Lograda la destreza de poner un título que dé cuenta de lo que viene pero que a la vez cree el vacío, el escritor podría darse ciertos lujos como, por ejemplo, llevar al lector a escudriñamientos que vayan más allá de la lectura de la novela misma. ¿Será posible entonces que estas rasgaduras de las que habla Barthes pudieran ir, incluso, más allá del final de la novela? Pues valga decir que, en ocasiones, al terminar de leer la novela, siente uno que hay algo más que todavía no ha sido descubierto. Es cuando el lector podría seguir, si así lo quisiera, buscando coincidencias, visitando sitios, comparando situaciones, atando cabos que pudieran llevarlo a sacar conclusiones que satisfagan completamente su deseo. Así, por ejemplo, tras la lectura de la novela titulada por Escobar Velásquez Música de aguas y haberse develado su título en el sonido musical de los riachuelos y el producido por la fuente del parque de la población en donde creció el escritor, pudiera creer uno que este develamiento está todavía en falta. Y, aunque solamente sean conjeturas del lector, se siente cierto placer al encontrar lo que probablemente estaba todavía oculto respecto al origen del título. Resulta que, en el año 1717, George Frideric Handel estrenó su obra Música del agua que escribiera para acompañar un paseo del rey Jorge I de Inglaterra, que éste realizó con parte de la nobleza, a través del río Támesis. Y, curiosamente, aquella población en donde Escobar Velásquez sintió por primera vez el encanto de la música del agua fue, sin lugar a dudas, el Municipio de Támesis, en Antioquia, lugar éste en donde nació y vivió el escritor su primera infancia: meras especulaciones de uno, como lector.
Queda claro entonces que, así como el novelista es creador de su novela, también éste crea el título a voluntad. Esta es la razón más válida que puede exponer un escritor para la escogencia de un determinado título para su obra: la arbitrariedad del mismo. Una arbitrariedad que, por serlo, solamente obedece al gusto del autor, como decía Escobar Velásquez en Diario de un escritor: “Es asunto de mi gusto. Está aprobado por mí, y tiene mi impronta” (p. 23). Y es que, ¿quién más que el creador de la obra puede tener derecho a crear también el título? ¿Acaso ponerle nombre a una novela no hace parte también de su creación? El vacío del cual habla Escobar Velásquez cuando termina la novela (vacío que se acrecienta por no saber cómo llamarla, qué nombre ponerle) tiene sentido en tanto que, como dice Pineda Botero (1987), “un texto sin nombre es un lenguaje sin frontera, materia indeterminada, bien mostrenco. Su función, su historicidad están en duda” (p. 60).

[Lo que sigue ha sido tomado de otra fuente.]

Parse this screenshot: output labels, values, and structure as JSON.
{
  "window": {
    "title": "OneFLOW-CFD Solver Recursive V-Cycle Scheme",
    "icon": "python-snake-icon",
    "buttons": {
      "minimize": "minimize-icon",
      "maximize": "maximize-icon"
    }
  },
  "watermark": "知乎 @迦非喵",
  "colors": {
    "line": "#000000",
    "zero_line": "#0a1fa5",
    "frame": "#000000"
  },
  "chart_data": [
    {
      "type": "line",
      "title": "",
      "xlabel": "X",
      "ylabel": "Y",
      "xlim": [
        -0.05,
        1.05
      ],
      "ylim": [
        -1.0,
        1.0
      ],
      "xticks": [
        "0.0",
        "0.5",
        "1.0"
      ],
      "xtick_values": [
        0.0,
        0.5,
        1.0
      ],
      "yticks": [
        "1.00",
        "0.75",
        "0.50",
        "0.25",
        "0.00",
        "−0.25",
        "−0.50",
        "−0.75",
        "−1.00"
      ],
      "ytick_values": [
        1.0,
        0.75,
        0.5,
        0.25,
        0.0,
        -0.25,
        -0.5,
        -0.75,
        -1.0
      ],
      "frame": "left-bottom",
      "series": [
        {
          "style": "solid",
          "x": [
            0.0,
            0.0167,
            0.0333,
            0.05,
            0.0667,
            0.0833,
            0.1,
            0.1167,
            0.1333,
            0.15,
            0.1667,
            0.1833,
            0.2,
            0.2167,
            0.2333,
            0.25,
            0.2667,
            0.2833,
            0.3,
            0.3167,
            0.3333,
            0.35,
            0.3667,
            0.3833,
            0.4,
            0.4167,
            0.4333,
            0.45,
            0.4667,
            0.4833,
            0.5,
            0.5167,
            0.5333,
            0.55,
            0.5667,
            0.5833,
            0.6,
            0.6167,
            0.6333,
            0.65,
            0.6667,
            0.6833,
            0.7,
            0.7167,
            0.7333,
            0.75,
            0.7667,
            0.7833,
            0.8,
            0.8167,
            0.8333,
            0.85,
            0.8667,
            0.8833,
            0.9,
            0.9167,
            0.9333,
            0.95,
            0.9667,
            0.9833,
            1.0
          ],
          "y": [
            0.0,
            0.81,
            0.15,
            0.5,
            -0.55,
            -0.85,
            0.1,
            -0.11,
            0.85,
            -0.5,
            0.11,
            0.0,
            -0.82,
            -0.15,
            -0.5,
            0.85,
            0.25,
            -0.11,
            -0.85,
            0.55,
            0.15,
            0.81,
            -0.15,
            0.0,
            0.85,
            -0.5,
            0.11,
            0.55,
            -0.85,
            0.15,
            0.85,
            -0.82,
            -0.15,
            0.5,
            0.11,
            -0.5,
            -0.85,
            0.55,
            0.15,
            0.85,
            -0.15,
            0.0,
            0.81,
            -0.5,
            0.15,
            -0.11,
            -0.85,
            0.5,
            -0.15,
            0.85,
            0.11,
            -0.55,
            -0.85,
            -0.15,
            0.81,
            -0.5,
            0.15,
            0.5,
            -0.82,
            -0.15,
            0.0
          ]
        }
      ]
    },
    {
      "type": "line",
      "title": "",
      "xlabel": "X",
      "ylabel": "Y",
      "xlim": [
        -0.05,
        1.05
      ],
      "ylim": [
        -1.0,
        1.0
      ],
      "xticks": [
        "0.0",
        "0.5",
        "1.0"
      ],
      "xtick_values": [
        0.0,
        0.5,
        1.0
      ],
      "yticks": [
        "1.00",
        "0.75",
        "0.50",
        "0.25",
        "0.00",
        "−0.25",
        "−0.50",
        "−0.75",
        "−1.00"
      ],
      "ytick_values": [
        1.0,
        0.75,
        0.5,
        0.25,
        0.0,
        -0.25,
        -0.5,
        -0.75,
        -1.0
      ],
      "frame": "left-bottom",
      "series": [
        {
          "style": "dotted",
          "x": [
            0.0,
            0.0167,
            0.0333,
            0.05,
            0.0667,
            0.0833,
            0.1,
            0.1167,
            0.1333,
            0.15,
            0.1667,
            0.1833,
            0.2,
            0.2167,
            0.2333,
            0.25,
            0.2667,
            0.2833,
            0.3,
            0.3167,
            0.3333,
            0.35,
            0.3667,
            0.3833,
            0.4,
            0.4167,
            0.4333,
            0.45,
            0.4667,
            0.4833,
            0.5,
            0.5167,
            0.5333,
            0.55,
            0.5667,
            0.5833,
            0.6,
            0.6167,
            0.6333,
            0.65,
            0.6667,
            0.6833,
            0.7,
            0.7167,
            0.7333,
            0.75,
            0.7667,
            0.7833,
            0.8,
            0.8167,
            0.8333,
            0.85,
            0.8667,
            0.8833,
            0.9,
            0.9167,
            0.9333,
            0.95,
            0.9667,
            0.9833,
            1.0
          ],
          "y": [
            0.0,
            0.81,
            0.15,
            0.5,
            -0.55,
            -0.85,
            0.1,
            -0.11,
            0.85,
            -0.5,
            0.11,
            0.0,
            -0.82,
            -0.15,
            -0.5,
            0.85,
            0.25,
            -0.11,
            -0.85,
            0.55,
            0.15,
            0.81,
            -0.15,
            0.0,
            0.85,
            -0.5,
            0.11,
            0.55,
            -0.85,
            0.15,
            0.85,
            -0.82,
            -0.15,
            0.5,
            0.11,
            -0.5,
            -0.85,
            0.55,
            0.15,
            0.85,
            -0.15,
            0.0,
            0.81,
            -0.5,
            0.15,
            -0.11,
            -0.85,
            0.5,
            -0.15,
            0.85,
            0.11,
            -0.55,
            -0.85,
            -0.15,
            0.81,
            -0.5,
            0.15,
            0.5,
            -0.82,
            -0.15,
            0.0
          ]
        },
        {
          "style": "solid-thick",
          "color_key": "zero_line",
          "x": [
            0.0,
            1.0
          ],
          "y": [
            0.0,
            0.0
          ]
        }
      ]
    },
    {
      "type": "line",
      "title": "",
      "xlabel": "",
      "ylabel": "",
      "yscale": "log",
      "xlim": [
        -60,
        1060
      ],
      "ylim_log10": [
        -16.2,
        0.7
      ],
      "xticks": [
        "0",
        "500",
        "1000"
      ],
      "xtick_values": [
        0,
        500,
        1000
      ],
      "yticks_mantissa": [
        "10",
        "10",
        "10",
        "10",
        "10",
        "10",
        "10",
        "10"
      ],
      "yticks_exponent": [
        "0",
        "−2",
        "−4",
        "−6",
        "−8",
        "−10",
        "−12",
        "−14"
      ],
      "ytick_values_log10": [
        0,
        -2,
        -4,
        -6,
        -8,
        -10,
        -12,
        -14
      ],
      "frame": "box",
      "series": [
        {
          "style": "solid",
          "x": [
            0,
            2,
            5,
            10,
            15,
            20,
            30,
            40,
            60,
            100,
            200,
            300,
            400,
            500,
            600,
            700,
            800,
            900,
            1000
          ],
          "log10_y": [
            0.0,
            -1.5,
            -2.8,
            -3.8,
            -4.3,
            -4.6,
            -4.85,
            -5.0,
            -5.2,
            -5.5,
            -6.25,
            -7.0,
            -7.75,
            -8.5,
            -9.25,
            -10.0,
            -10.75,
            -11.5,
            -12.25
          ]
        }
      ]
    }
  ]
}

Valga decir que, no obstante lo anterior, este derecho arbitrario del escritor es asaltado, en ocasiones, por el hecho de que el libro ha sido violentamente convertido en mercancía. Esto hace a veces que la potestad del autor para nombrar se vea usurpada por el editor que desea un título tal para el libro, que llame al lector incauto prometiéndole verdades que no son contenidas en el texto o títulos que no son correspondientes con el contenido del libro. David Lodge (1998) llama la atención sobre este problema cuando apunta: “Las novelas han sido mercancías además de obras de arte y las consideraciones comerciales pueden afectar a los títulos, u obligar a cambiarlos” (p. 287). Que el escritor pueda poner el título a su albedrío, que pueda nombrar su novela a voluntad, que establezca este puente según el camino que haya decidido tender al lector, es un derecho que reclaman todos los escritores. Así es como lo reclama Escobar Velásquez: “¡Qué putos diablos! Uno debe tener un material en el cual creer, y elaborarlo lo mejor que sepa” (p. 23).